Ragazzi, mi ricordo nella prima campagna elettorale di Chiamaparino, che si era adottao lo slogan: una città dove vale la pena far crescere i propri figli, io sinceramente, oggi, prima di mettere a mondo, al questo mondo un figlio, ci penso bene. Mi dissocio da questi comportamenti e da questa società! L’altra cosa che mi fa venire il mal di stomaco è il comportamento dei media in questa vicenda, questi bulletti sono sposorizzati gratuitamente da tg5, esiste un sito dove si raccolgono tutti i video più idioti di fatti successi nelle scuole. Certe volte vorrei vivere sotto una dittatura militare, comportamenti marziali, educazione e rispetto. Ho letto che in corea del nord in televisione non c’è il GF, non esiste maria de filippi ed amichette varie, in tv ci sono solo telegiornali e documentari sulla vita del grande dittatore, non credete si viva meglio??
ivan
anche io..ho letto questa notizia..e non ci volevo credere….ragazzini ignoranti…stupidi…educati magari di merda…hanno indotto qst ragazzo alla distruzione…i lavori forzati?...Raffaele e’ poco…..non ci sono piu’ parole….viviamo ormai in uno stato di ” anarchia”....dove non si conosce piu’ il rispetto….ma qst e’ anche colpa della siocieta’...dei genitori…della tv…di troppe cose ormai….ma stare qua a lamentarsi non serve a nulla cazzo….io tra 8 mesi diventero’ papa’..e sono felicissimo…perche’ nasce il frutto del mio amore con la mia donna…ma ho anche molta paura per il domani di mio figlio/a….basta sul serio…..
Naif
E’ mattina, un ragazzo di 15 anni si sveglia, fa colazione, saluta con un bacio mamma e papà, gioca con la sorellina più piccola. Va in bagno, si punta la pistola del padre alla testa e spara… la madre infermiera cerca di rianimarlo ma invano.
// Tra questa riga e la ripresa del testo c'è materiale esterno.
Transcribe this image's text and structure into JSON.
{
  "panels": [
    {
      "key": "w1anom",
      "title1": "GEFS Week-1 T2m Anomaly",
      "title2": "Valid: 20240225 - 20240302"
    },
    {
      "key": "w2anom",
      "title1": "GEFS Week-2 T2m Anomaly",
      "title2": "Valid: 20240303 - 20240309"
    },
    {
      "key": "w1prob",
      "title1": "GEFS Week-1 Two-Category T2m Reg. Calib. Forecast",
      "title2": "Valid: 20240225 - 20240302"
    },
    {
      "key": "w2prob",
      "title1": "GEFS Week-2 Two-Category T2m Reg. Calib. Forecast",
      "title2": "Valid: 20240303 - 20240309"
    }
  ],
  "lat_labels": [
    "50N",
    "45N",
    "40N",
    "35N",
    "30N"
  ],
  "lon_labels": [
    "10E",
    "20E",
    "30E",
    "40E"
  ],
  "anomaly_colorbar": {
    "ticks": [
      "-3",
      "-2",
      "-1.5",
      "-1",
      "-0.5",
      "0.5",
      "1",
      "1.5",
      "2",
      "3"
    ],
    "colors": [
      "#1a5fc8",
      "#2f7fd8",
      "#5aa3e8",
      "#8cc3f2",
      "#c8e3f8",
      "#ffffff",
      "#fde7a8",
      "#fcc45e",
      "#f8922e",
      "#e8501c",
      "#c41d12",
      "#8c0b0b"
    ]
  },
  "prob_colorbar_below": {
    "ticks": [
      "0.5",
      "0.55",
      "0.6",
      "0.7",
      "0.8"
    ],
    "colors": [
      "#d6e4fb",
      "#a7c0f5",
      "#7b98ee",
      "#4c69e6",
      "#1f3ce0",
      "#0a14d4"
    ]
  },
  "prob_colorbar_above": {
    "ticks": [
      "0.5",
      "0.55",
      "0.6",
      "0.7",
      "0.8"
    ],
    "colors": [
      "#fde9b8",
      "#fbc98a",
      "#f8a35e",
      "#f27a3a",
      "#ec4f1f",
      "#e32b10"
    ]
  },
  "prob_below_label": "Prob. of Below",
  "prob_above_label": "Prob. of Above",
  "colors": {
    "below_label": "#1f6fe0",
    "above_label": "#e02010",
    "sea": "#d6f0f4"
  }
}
Tutto questo a pochi metri da casa mia. In una città che di suicidi ne ha visti veramente pochi. Non so come si fa a crescere un figlio, non so come si fa ad educarlo e soprattutto non so di chi sia la colpa di tutto questo. Condivido con Raffaele il coraggio di fare e crescere un bimbo in questa società, per me è praticamente assurdo.